Une bande dessinée mariale du XIVe siècle à El Collado. Le retable de la Vierge.
24 août 2026 · 10:05
Au sommet de La Serranía, dans la pénombre paisible de l’église d’El Collado, le temps semble s’être arrêté pour préserver un miracle de bois et de feuille d’or. C’est là, dévoilant sa lumière à celui qui s’y promène sans hâte, que repose le retable gothique de la Vierge Marie, une œuvre monumentale conçue vers l’an 1400 pour présider le maître-autel de l’église archiprêtrale d’Alpuente. Il est arrivé dans ce paisible hameau au XIXe siècle, déplacé à la suite des réformes néoclassiques et des ravages des guerres carlistes qui avaient frappé la ville d'origine. C’est, en soi, un prodigieux survivant de l’histoire : il a résisté aux pillages, à la désuétude et à un périple incertain qui, pendant la Guerre civile, a conduit ses panneaux jusqu’au château de Figueres puis à Barcelone en 1939, avant de revenir en silence à El Collado et d’être restauré dans toute sa splendeur à la fin du XXe siècle.

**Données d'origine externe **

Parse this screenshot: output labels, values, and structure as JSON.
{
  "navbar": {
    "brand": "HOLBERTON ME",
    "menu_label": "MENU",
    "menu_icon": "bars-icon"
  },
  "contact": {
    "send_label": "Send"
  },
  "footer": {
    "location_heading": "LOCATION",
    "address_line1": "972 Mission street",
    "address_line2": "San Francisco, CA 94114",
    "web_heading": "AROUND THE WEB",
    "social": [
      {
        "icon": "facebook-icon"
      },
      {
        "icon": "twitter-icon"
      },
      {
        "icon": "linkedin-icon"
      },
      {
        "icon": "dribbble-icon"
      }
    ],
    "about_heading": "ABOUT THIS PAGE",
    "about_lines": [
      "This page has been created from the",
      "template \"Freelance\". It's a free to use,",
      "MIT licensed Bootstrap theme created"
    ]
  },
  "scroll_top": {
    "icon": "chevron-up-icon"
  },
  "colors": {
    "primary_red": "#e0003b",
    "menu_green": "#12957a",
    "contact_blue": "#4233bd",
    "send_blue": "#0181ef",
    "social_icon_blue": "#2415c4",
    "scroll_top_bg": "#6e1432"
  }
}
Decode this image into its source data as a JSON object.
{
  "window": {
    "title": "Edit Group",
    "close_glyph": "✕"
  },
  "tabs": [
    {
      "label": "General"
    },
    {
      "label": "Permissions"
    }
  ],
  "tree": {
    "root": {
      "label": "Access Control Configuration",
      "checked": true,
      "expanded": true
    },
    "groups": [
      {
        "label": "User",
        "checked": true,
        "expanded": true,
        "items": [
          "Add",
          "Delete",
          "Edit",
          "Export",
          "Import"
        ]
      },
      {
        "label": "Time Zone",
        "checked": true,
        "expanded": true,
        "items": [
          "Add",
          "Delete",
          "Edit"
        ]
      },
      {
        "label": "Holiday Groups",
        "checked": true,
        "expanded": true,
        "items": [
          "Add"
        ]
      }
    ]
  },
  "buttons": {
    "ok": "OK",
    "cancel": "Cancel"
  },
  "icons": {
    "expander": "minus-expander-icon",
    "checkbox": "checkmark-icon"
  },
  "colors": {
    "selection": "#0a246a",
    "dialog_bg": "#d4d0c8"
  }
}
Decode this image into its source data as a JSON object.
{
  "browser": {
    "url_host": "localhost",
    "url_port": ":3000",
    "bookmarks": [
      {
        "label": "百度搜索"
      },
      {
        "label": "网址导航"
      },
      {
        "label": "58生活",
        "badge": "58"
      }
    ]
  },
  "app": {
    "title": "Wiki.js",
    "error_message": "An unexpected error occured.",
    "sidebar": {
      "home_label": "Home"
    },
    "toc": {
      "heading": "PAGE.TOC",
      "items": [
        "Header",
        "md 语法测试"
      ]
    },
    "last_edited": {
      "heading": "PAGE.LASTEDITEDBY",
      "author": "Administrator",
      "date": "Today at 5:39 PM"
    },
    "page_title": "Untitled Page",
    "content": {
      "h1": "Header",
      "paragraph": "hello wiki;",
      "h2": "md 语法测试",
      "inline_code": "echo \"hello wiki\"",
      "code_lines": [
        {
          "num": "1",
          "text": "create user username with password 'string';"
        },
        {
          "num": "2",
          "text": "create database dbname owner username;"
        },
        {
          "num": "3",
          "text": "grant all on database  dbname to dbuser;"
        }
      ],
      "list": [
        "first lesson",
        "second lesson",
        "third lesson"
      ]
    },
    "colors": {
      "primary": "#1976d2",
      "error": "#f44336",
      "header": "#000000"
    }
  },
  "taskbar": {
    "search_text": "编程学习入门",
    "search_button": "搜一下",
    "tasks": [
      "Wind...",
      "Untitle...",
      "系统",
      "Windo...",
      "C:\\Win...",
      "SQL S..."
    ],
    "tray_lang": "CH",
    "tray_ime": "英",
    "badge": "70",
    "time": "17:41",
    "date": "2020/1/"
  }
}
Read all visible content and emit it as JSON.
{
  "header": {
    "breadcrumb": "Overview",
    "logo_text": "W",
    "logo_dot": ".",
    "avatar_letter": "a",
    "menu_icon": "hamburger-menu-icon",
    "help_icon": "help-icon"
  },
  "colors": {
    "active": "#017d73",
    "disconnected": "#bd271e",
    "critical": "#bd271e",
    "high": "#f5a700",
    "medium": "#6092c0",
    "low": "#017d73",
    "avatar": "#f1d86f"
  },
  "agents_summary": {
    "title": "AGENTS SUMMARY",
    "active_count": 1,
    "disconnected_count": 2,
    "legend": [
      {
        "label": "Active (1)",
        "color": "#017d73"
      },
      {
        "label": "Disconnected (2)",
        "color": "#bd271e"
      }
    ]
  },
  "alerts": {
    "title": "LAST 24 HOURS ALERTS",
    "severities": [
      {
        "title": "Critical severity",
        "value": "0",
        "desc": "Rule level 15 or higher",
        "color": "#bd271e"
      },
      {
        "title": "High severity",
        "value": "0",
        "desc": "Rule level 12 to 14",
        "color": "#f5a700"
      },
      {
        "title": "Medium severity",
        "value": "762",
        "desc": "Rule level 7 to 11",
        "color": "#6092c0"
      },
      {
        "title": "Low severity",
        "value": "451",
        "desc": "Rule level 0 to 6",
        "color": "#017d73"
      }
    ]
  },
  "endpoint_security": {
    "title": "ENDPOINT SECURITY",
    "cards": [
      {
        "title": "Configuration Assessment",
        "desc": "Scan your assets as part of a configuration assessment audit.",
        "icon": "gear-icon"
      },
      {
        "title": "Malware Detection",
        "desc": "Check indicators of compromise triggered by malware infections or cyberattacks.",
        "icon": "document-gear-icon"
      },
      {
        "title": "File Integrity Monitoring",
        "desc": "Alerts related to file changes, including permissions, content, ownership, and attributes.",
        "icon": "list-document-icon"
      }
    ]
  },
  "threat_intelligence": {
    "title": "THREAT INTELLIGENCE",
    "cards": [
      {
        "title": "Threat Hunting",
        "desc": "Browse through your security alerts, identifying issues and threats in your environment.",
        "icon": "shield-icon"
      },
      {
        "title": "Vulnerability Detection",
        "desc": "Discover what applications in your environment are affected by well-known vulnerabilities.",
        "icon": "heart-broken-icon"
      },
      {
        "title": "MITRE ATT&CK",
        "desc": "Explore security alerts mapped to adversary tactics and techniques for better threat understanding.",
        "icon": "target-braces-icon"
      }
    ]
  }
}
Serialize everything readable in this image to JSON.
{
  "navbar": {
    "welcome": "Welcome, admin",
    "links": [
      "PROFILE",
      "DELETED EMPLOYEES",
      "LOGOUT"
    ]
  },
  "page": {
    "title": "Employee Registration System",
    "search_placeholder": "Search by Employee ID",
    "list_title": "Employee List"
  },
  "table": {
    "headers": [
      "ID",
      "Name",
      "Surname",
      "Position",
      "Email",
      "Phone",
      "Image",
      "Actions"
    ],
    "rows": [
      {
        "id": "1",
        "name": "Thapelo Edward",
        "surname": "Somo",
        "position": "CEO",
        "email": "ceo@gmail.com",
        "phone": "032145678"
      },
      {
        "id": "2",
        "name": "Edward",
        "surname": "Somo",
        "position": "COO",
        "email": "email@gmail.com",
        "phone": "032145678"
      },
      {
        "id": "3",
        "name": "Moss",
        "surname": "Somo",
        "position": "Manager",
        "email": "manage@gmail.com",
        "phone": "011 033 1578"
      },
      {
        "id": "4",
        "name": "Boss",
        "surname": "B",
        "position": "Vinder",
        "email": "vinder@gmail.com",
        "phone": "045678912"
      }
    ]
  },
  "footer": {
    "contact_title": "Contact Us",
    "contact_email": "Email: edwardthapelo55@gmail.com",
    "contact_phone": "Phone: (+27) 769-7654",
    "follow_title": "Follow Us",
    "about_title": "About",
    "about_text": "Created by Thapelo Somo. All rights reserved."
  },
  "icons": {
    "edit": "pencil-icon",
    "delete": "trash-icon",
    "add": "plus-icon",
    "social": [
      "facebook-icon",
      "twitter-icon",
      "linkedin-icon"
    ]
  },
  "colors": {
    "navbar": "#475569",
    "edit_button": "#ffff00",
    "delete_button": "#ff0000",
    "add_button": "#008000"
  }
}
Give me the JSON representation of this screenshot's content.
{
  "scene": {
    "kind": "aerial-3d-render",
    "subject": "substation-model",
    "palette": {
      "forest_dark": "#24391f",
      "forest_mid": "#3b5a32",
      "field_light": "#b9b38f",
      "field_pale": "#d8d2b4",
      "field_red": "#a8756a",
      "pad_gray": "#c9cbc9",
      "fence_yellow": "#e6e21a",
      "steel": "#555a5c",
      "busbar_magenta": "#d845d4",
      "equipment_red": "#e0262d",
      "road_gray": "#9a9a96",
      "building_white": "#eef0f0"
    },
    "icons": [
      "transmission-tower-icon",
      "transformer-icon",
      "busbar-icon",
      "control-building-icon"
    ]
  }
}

Entre ses « rues dorées » – c’est ainsi que l’on désigne les différentes sections d’un retable – se cache le mystère de deux univers picturaux. Alors que le corps principal (consacré à la joie mariale et aux évangélistes) s’inscrit dans la tradition italo-gothique de l’entourage du Maître de Villahermosa, la prédelle de la Passion révèle le trait vibrant et l’élégance du Florentin Gherardo Starnina. Cet ensemble constitue une pièce maîtresse de transition entre le Trecento et le gothique international, et représente en outre le seul témoignage direct de l’art de Starnina conservé sur l’ensemble du territoire valencien.
Les secrets de sa réalisation semblent tout droit tirés des pages du célèbre *Il libro dell'arte* de Cennino Cennini. La photographie infrarouge a mis en lumière l’intimité de l’atelier toscan : le trait raffiné à l’encre sur le plâtre, l’utilisation du verdaccio vert pour nuancer les ombres des teints de peau et une palette noble riche en lapis-lazuli, en azurite et en orpiment. Mais la découverte la plus émouvante se cache sous la peinture du Chemin du Calvaire : l'analyse multispectrale a révélé neuf annotations sous-jacentes comportant des initiales en italien, comme le « l » de « lacca », un terme toscan étranger au « carmini » valencien, grâce auxquelles le maître guidait ses assistants sur le pigment à appliquer sur chaque manteau.
Bien que le souffle des siècles ait dispersé une partie de son ensemble d’origine vers des musées de Saragosse ou des collections lointaines à Philadelphie, les panneaux de la Flagellation, du Calvaire, de la Lamentation et de la Sainte Sepulture qui battent encore leur plein à El Collado conservent intacte leur émotion. Le geste sobre de Marie-Madeleine et la sérénité des visages font de cet autel un joyau figé dans le temps, où la sophistication de Florence et la foi sereine des montagnes d’Alpuente se fondent à jamais dans une étreinte d’art et de mémoire.